SuperGen Inc announced that a clinical study suggests that its anticancer agent Nipent (pentostatin for injection) is active in treating children diagnosed with chronic graft-versus-host disease (cGVHD) refractory to standard therapy. Nipent is approved as a single-agent treatment for patients with hairy cell leukemia. Nipent is not approved in children, in any combination regimens or as a treatment for any form of GVHD.
Principal Investigator Georgia B. Vogelsang at Johns Hopkins Hospital conducted the clinical study in five patients ages 22 months to 12 years that were diagnosed with either active or progressive cGVHD that was refractory to standard therapy. The primary endpoint was response to therapy, defined as improvement of symptoms. All patients were also observed for toxicity.
Study researchers reported the following results: 'considerable symptom response' in each patient (every patient demonstrated a significant improvement in skin and oral symptoms); an increased incidence of infection secondary to Nipent was not observed; and, no patient was permanently discontinued from Nipent subsequent to side effects.
"Our early experience with treating children with pentostatin has been encouraging, with significant improvement of the most serious symptoms in every patient," said Dr. Vogelsang. "If additional studies confirm these results in a small number of patients, a trial of pentostatin as front-line therapy may be indicated."
No patients experienced significant infections that were attributed to immunosuppression resulting from Nipent therapy. Mild nausea/vomiting, responsive to antiemetics, and fatigue affected most patients at various stages of treatment. Gastrointestinal symptoms prompted discontinuation of the drug in only one patient, who suffered unrelated gastrointestinal symptoms that were possibly complicated by nausea secondary to Nipent.
"These findings, along with previous clinical data in adults, reinforce our belief that Nipent is an active compound in treating graft-versus-host disease," said Charlene Holt, Medical Director, Commercial Operations at SuperGen. "Looking ahead, we hope to initiate an expanded clinical study in this indication."

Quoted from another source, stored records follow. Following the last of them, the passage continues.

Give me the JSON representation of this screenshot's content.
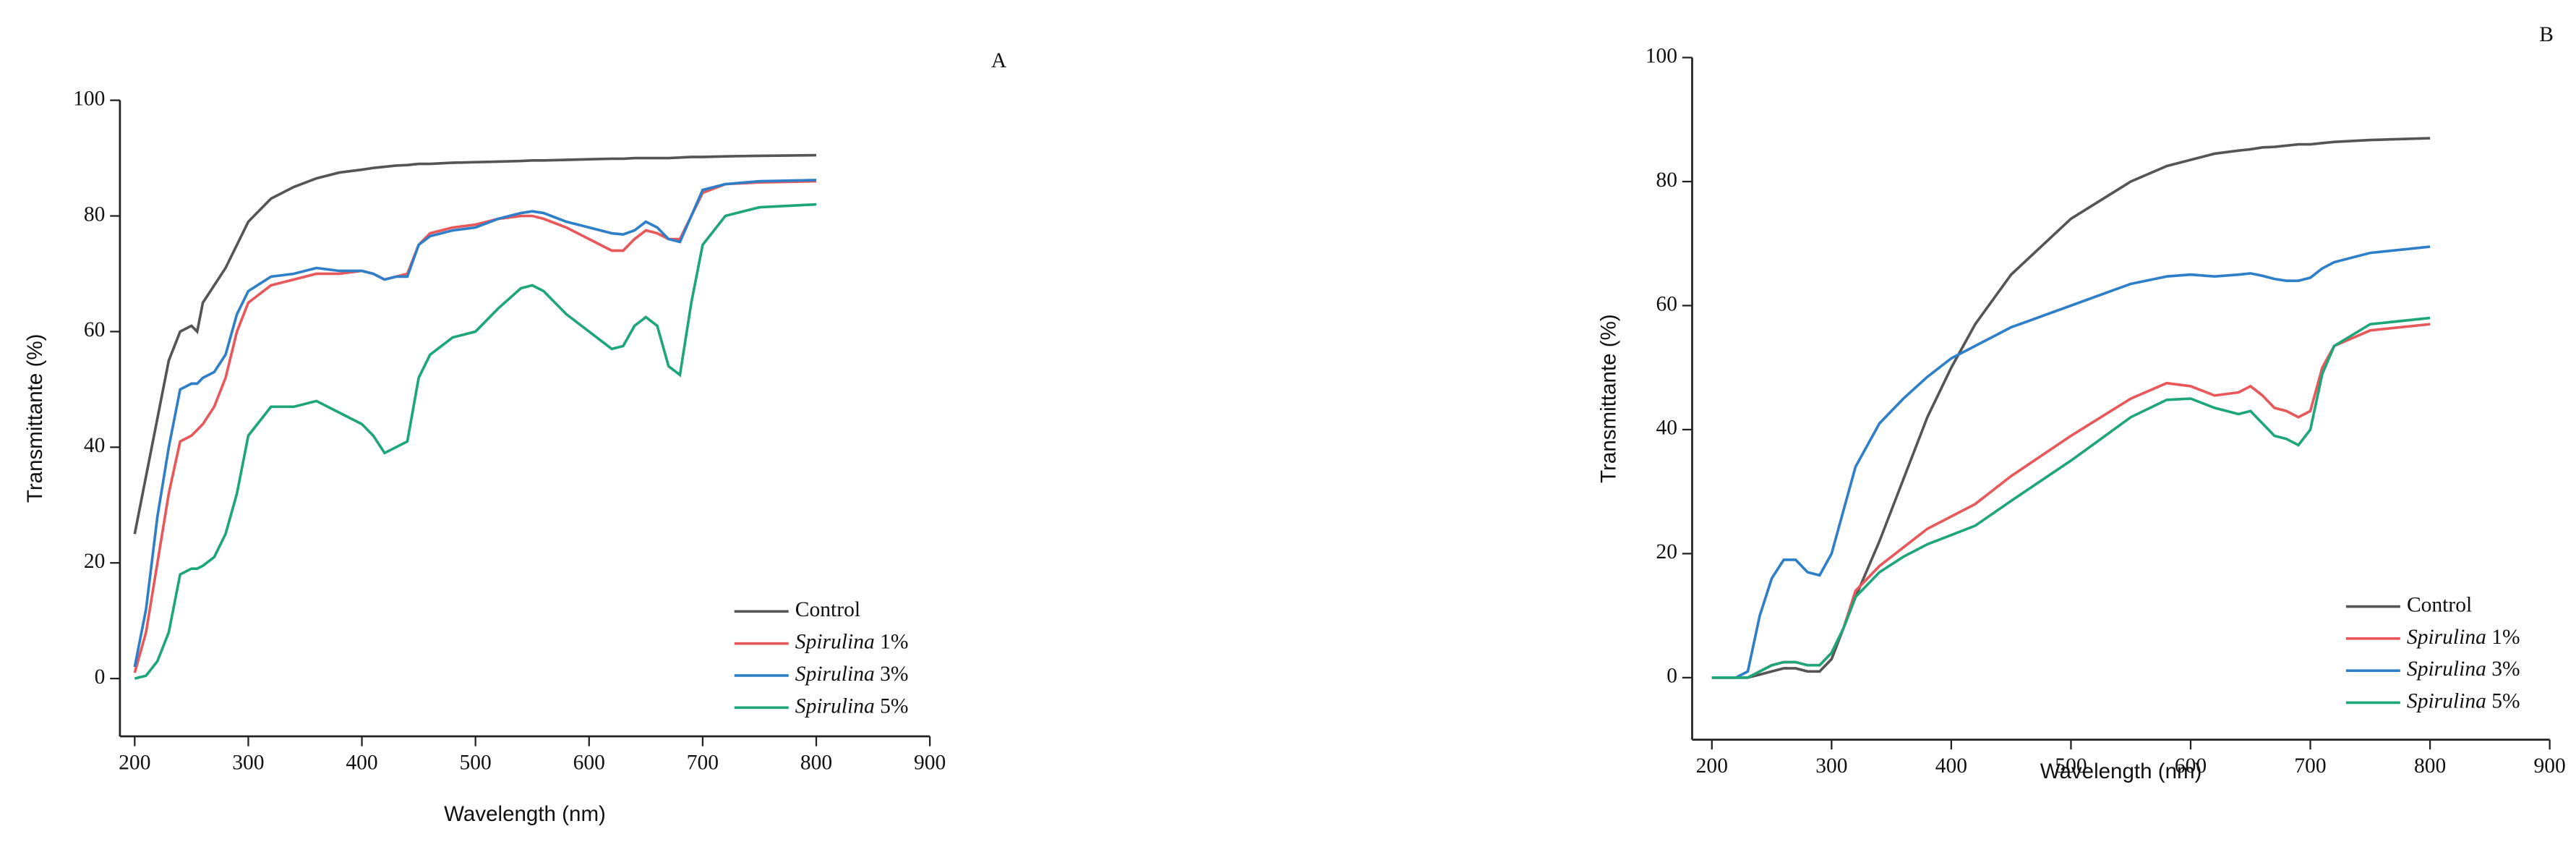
{
  "chart_data": [
    {
      "type": "line",
      "annotation": "A",
      "x_label": "Wavelength (nm)",
      "y_label": "Transmittante (%)",
      "xlim": [
        187,
        900
      ],
      "ylim": [
        -10,
        100
      ],
      "xticks": [
        200,
        300,
        400,
        500,
        600,
        700,
        800,
        900
      ],
      "yticks": [
        0,
        20,
        40,
        60,
        80,
        100
      ],
      "legend": "lower right",
      "x": [
        200,
        210,
        220,
        230,
        240,
        250,
        255,
        260,
        270,
        280,
        290,
        300,
        320,
        340,
        360,
        380,
        400,
        410,
        420,
        430,
        440,
        450,
        460,
        480,
        500,
        520,
        540,
        550,
        560,
        580,
        600,
        620,
        630,
        640,
        650,
        660,
        670,
        680,
        690,
        700,
        720,
        750,
        800
      ],
      "series": [
        {
          "name": "Control",
          "color": "#555555",
          "values": [
            25,
            35,
            45,
            55,
            60,
            61,
            60,
            65,
            68,
            71,
            75,
            79,
            83,
            85,
            86.5,
            87.5,
            88,
            88.3,
            88.5,
            88.7,
            88.8,
            89,
            89,
            89.2,
            89.3,
            89.4,
            89.5,
            89.6,
            89.6,
            89.7,
            89.8,
            89.9,
            89.9,
            90,
            90,
            90,
            90,
            90.1,
            90.2,
            90.2,
            90.3,
            90.4,
            90.5
          ]
        },
        {
          "name": "Spirulina 1%",
          "color": "#e8585a",
          "values": [
            1,
            8,
            20,
            32,
            41,
            42,
            43,
            44,
            47,
            52,
            60,
            65,
            68,
            69,
            70,
            70,
            70.5,
            70,
            69,
            69.5,
            70,
            75,
            77,
            78,
            78.5,
            79.5,
            80,
            80,
            79.5,
            78,
            76,
            74,
            74,
            76,
            77.5,
            77,
            76,
            76,
            80,
            84,
            85.5,
            85.8,
            86
          ]
        },
        {
          "name": "Spirulina 3%",
          "color": "#2f7fc8",
          "values": [
            2,
            12,
            28,
            40,
            50,
            51,
            51,
            52,
            53,
            56,
            63,
            67,
            69.5,
            70,
            71,
            70.5,
            70.5,
            70,
            69,
            69.5,
            69.5,
            75,
            76.5,
            77.5,
            78,
            79.5,
            80.5,
            80.8,
            80.5,
            79,
            78,
            77,
            76.8,
            77.5,
            79,
            78,
            76,
            75.5,
            80,
            84.5,
            85.5,
            86,
            86.2
          ]
        },
        {
          "name": "Spirulina 5%",
          "color": "#1ea678",
          "values": [
            0,
            0.5,
            3,
            8,
            18,
            19,
            19,
            19.5,
            21,
            25,
            32,
            42,
            47,
            47,
            48,
            46,
            44,
            42,
            39,
            40,
            41,
            52,
            56,
            59,
            60,
            64,
            67.5,
            68,
            67,
            63,
            60,
            57,
            57.5,
            61,
            62.5,
            61,
            54,
            52.5,
            65,
            75,
            80,
            81.5,
            82
          ]
        }
      ]
    },
    {
      "type": "line",
      "annotation": "B",
      "x_label": "Wavelength (nm)",
      "y_label": "Transmittante (%)",
      "xlim": [
        183.5,
        900
      ],
      "ylim": [
        -10,
        100
      ],
      "xticks": [
        200,
        300,
        400,
        500,
        600,
        700,
        800,
        900
      ],
      "yticks": [
        0,
        20,
        40,
        60,
        80,
        100
      ],
      "legend": "lower right",
      "x": [
        200,
        210,
        220,
        230,
        240,
        250,
        260,
        270,
        280,
        290,
        300,
        310,
        320,
        340,
        360,
        380,
        400,
        420,
        450,
        500,
        550,
        580,
        600,
        620,
        640,
        650,
        660,
        670,
        680,
        690,
        700,
        710,
        720,
        750,
        800
      ],
      "series": [
        {
          "name": "Control",
          "color": "#555555",
          "values": [
            0,
            0,
            0,
            0,
            0.5,
            1,
            1.5,
            1.5,
            1,
            1,
            3,
            8,
            13,
            22,
            32,
            42,
            50,
            57,
            65,
            74,
            80,
            82.5,
            83.5,
            84.5,
            85,
            85.2,
            85.5,
            85.6,
            85.8,
            86,
            86,
            86.2,
            86.4,
            86.7,
            87
          ]
        },
        {
          "name": "Spirulina 1%",
          "color": "#e8585a",
          "values": [
            0,
            0,
            0,
            0,
            1,
            2,
            2.5,
            2.5,
            2,
            2,
            4,
            8,
            14,
            18,
            21,
            24,
            26,
            28,
            32.5,
            39,
            45,
            47.5,
            47,
            45.5,
            46,
            47,
            45.5,
            43.5,
            43,
            42,
            43,
            50,
            53.5,
            56,
            57
          ]
        },
        {
          "name": "Spirulina 3%",
          "color": "#2f7fc8",
          "values": [
            0,
            0,
            0,
            1,
            10,
            16,
            19,
            19,
            17,
            16.5,
            20,
            27,
            34,
            41,
            45,
            48.5,
            51.5,
            53.5,
            56.5,
            60,
            63.5,
            64.7,
            65,
            64.7,
            65,
            65.2,
            64.8,
            64.3,
            64,
            64,
            64.5,
            66,
            67,
            68.5,
            69.5
          ]
        },
        {
          "name": "Spirulina 5%",
          "color": "#1ea678",
          "values": [
            0,
            0,
            0,
            0,
            1,
            2,
            2.5,
            2.5,
            2,
            2,
            4,
            8,
            13,
            17,
            19.5,
            21.5,
            23,
            24.5,
            28.5,
            35,
            42,
            44.8,
            45,
            43.5,
            42.5,
            43,
            41,
            39,
            38.5,
            37.5,
            40,
            49,
            53.5,
            57,
            58
          ]
        }
      ]
    }
  ]
}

GVHD, perhaps the most serious complication arising from bone marrow transplant, is a syndrome wherein immune cells from the transplant donor reject the recipient's normal tissue following an allogeneic (from a donor rather than one's self) bone marrow transplant (BMT). Chronic GVHD develops in 35 to 50 percent of all patients after transplant and is a significant cause of morbidity and mortality. It is currently treated unsuccessfully with various immunosuppressive therapies. While the incidence of cGVHD in children has been reported to be lower than the incidence in the adult population, the morbidity is even more significant in children, as the effects may remain with the child lifelong.